IBM is addressing these challenges by delivering a set of AI-powered automation capabilities that will allow CIOs to move from proactive management of their IT environments to AI-powered predictive automation. AI-powered automation will be an essential tool for driving the speed, performance, scalability, security, cost efficiency of an enterprise’s infrastructure.

Today, IBM’s portfolio of automation, networking, data, application and infrastructure management products help businesses manage their increasingly complex IT environments.

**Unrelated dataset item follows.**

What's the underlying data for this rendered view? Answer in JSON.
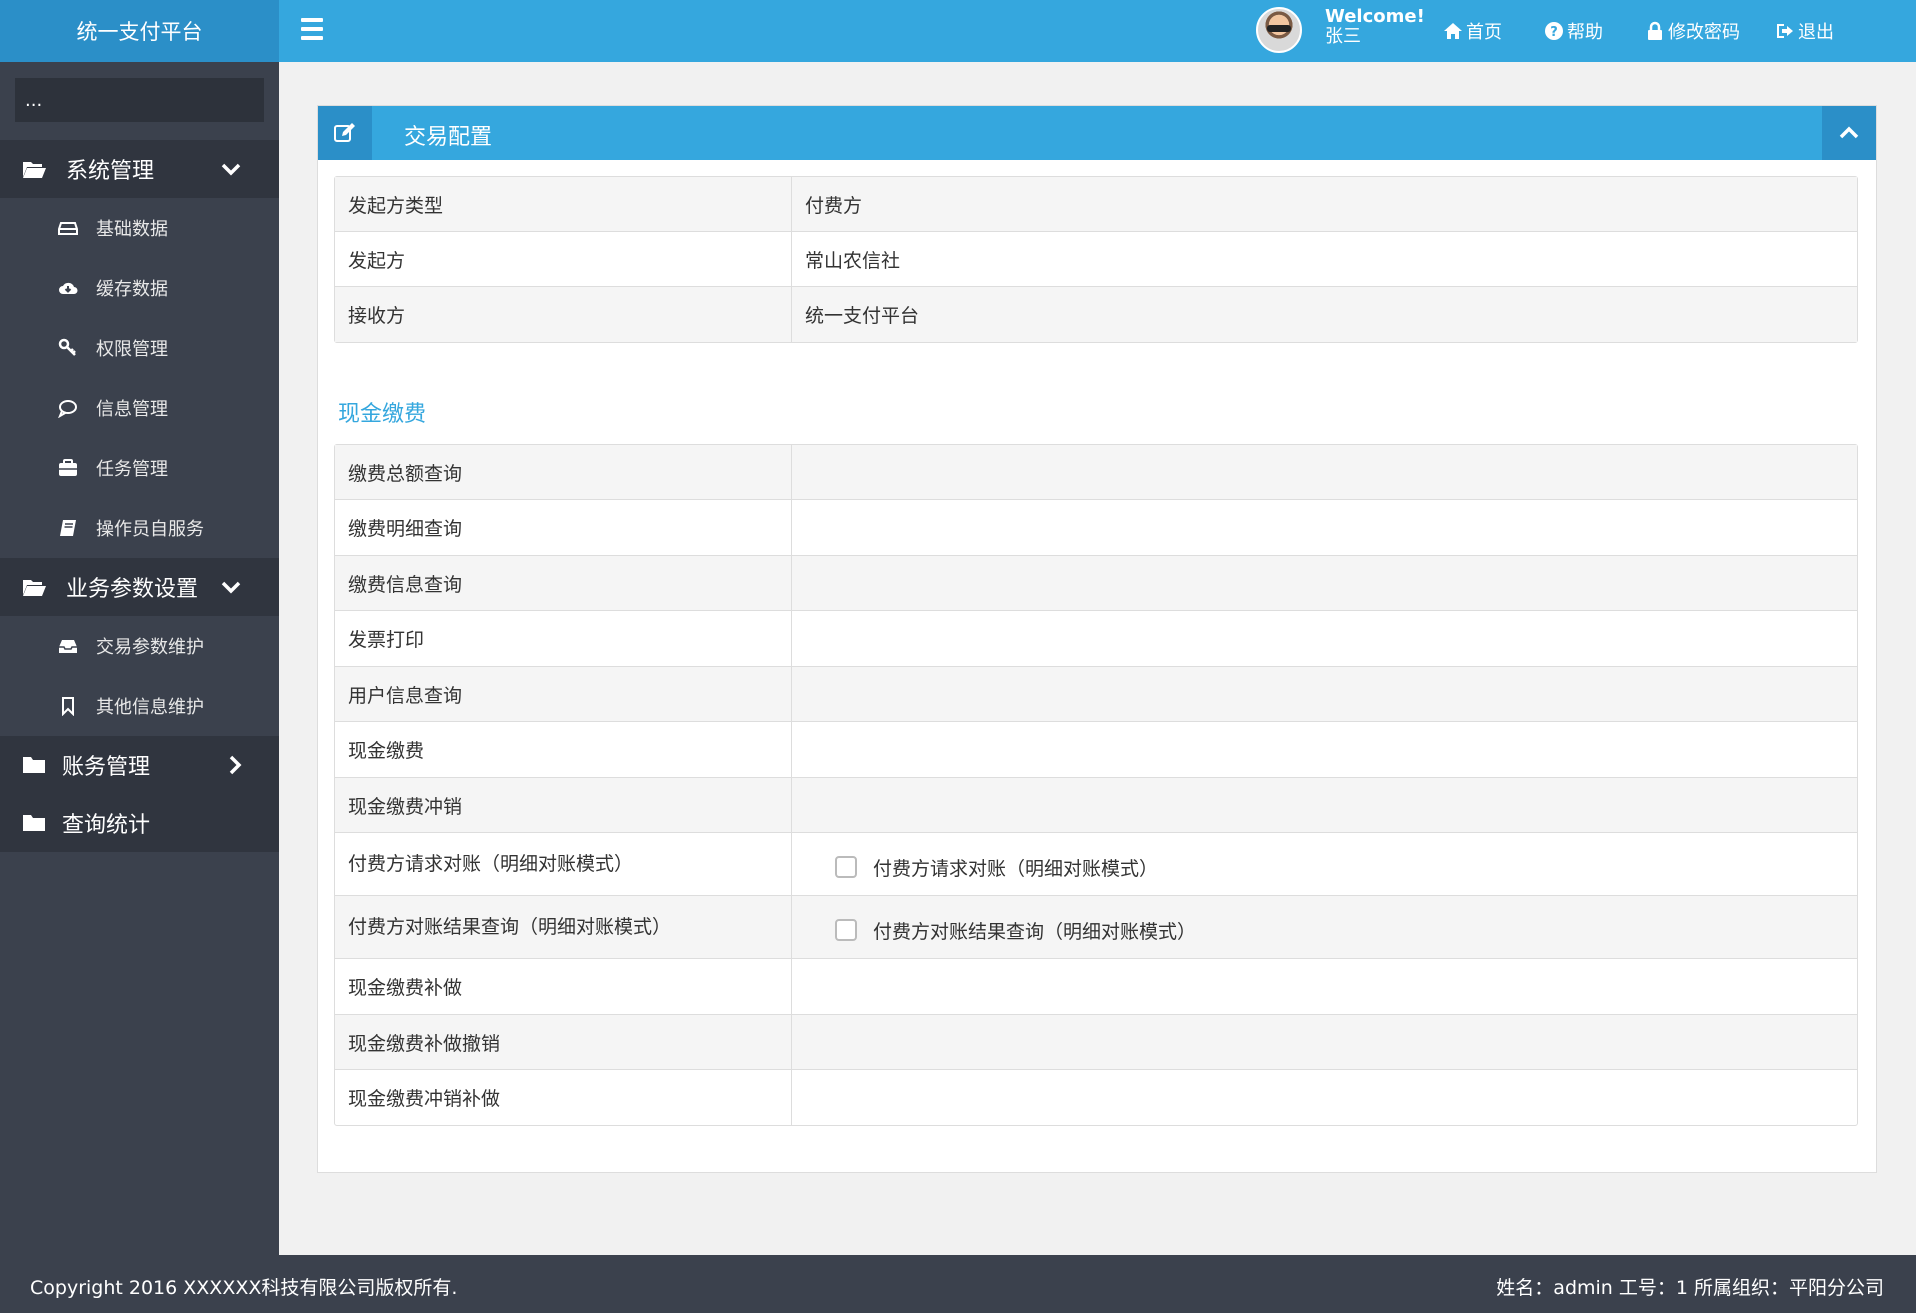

For technology business management, Apptio enables organisations to make informed, data-driven decisions about their investments by driving clarity on technology spend and how it drives business value – enabling organisations to quickly respond to changing market conditions. Clients can also combine Apptio with the power of Instana for automated observability and Turbonomic for performance optimisation to help clients efficiently allocate resources and control IT spend through enhanced visibility and realtime insights, allowing them to focus more time on deploying and scaling AI to drive new innovative initiatives.

To complement these products, IBM recently announced its intent to acquire HashiCorp, which helps organisations automate multi-cloud and hybrid environments with Infrastructure Lifecycle Management and Security Lifecycle Management with products including Terraform, Vault and others.

With HashiCorp, clients can easily move to and operate across multi-cloud and hybrid cloud environments.

At its annual THINK conference, IBM is continuing to advance its state-of-the-art in automation portfolio by previewing a new generative AI-powered tool called IBM Concert, which will be generally available in June 2024. IBM Concert will serve as the “nerve center” of an enterprise’s technology and operations.

Powered by AI from watsonx, IBM Concert will provide generative AI-driven insights across clients’ portfolios of applications to identify, predict, and suggest fixes for problems. The new tool integrates into clients’ existing systems using generative AI to connect with data from their cloud infrastructure, source repositories, CI/CD pipelines and other existing application management solutions to build out a detailed view of their connected applications.

By allowing clients to eliminate unnecessary tasks and accelerate others, Concert is designed to make teams more informed so they can be fast and responsive in addressing issues and solving problems before they happen.

Concert will initially focus on helping application owners, SREs and IT leaders gain insights about, pre-empt, and more quickly address issues around application risk and compliance management.